The Massachusetts hockey team hasn’t forgotten the last time it took the ice at the TD Garden.
In the 2018-19 season, UMass (20-12-2, 14-8-2 Hockey East) reached the HEA semifinals and matched up against Boston College. That night, it left the Boston Bruins’ home rink with a 3-0 loss to the Eagles. Only five current Minutemen were on that roster, but they never let that loss go, even after everything they’ve accomplished since.
“It still leaves a little sour taste in our mouth,” assistant captain Colin Felix said when reflecting on UMass’ last time in the TD Garden.
Felix, Bobby Trivigno, Ty Farmer and Anthony Del Gaizo all played minutes in that game and experienced the defeat, and UMass coach Greg Carvel cited a lack of experience on that stage as a contributing factor in the loss. Carvel and the Minutemen never played in the TD Garden before their matchup against BC — a team with plenty of experience on the NHL rink between Beanpot games and previous HEA tournaments. Now, UMass heads into Saturday’s matchup against UMass Lowell carrying valuable lessons with it the second time around.

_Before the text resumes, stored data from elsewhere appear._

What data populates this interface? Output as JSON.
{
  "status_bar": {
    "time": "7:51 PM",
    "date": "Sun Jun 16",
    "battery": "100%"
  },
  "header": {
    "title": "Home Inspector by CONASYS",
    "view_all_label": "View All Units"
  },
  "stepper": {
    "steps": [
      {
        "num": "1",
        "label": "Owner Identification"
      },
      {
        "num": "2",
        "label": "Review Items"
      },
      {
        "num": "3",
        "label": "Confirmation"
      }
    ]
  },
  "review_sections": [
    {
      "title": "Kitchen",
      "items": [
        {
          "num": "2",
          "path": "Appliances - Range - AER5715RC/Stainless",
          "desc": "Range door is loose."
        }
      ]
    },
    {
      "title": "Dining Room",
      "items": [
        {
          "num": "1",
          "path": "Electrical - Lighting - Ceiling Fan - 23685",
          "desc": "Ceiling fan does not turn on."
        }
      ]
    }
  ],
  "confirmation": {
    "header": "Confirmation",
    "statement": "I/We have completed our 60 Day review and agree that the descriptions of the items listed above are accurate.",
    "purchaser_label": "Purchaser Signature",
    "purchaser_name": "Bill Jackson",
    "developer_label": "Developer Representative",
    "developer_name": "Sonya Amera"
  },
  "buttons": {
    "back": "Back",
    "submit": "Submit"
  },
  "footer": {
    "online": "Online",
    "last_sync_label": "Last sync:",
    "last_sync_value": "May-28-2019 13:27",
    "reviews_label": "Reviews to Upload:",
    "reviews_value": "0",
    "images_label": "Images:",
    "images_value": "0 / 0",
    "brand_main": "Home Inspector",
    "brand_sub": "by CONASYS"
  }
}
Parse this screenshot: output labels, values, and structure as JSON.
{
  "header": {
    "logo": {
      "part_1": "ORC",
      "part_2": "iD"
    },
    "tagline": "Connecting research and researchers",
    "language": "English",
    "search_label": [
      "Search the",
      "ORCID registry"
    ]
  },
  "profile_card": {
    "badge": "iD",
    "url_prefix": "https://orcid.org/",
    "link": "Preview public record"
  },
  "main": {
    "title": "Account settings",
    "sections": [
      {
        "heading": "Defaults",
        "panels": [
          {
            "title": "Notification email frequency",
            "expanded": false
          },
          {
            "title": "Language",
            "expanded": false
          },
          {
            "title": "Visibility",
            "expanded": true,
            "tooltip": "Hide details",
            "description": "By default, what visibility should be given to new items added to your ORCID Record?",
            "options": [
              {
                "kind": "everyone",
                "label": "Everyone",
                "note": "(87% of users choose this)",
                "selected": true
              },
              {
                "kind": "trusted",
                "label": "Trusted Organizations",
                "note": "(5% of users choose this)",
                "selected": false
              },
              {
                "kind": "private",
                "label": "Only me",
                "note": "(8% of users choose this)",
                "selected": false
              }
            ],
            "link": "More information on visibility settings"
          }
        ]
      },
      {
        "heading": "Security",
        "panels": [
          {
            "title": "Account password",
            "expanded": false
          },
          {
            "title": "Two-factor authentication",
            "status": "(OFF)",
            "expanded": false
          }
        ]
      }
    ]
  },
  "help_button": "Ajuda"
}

“We’re going to try and use our experience from three years ago when [Trivigno] and his class were all freshmen, when we went in there and didn’t perform well,” Carvel said. “We remember what it was like the last time … were talking a lot about [how] the game is the same, but the surroundings are much different. That needs to be factored in.”
There are a few differences between playing at college rinks versus playing games in the TD Garden. Mainly, there will be more fans than the Minutemen have played in front of in a few years. Last year UMass played all its games in front of little or no fans until the Frozen Four, and even in the national championship the capacity was limited to just under 4,000 people. Saturday’s matchup is expected to feature a much larger crowd since the last semifinal games inside the TD Garden drew over 11,000 fans.
There are also certain situations that are difficult to prepare for without prior experience. In 2019 UMass was slated for the second game of the night, and the first matchup went into overtime, giving the Minutemen more pregame time than they anticipated. That unexpected change was one thing Carvel and UMass weren’t prepared for.
“If you have experience it’s really critical and really helpful,” Carvel said. “We didn’t really know what to do, how to handle the game being pushed back and what you do with the guys … I felt like in that last semifinal game we weren’t ready, it was a bit of a spectacle. So, I think it was important to talk about it and mentally get the guys [ready], especially since three quarters of our team has never been there.”
The rink itself at the TD Garden will also be something for the Minutemen to get used to. NHL rinks are 85 feet wide, whereas the Mullins Center sheet is 95 feet wide. The tighter space is something that UMass is comfortable with, though. Most college ice rinks are modelled after NHL size sheets, and the Minutemen have a 9-4-2 record on the road in those rinks. The close quarters can be an advantage for UMass since it leans heavily on physicality.
Outside of the difference in width, the Minutemen and River Hawk (21-9-3, 15-8-1 HEA) benches will be side by side, with the penalty boxes on the opposite side of the ice. That is something UMass has only dealt with one other time this year, and it means line changes will look a little bit different on Friday.
“We have to be diligent with our changes and have good communication on the bench,” Felix said of the NHL bench set up. “It’s obviously different playing in a different arena but we’ll be ready.”
As the Minutemen prepare for their semifinal game against UMass Lowell at 7:30 p.m. on Friday, many skaters will take that stage for the first time. But even having a few veterans who have been there before will be more helpful than traveling into the Garden without that knowledge.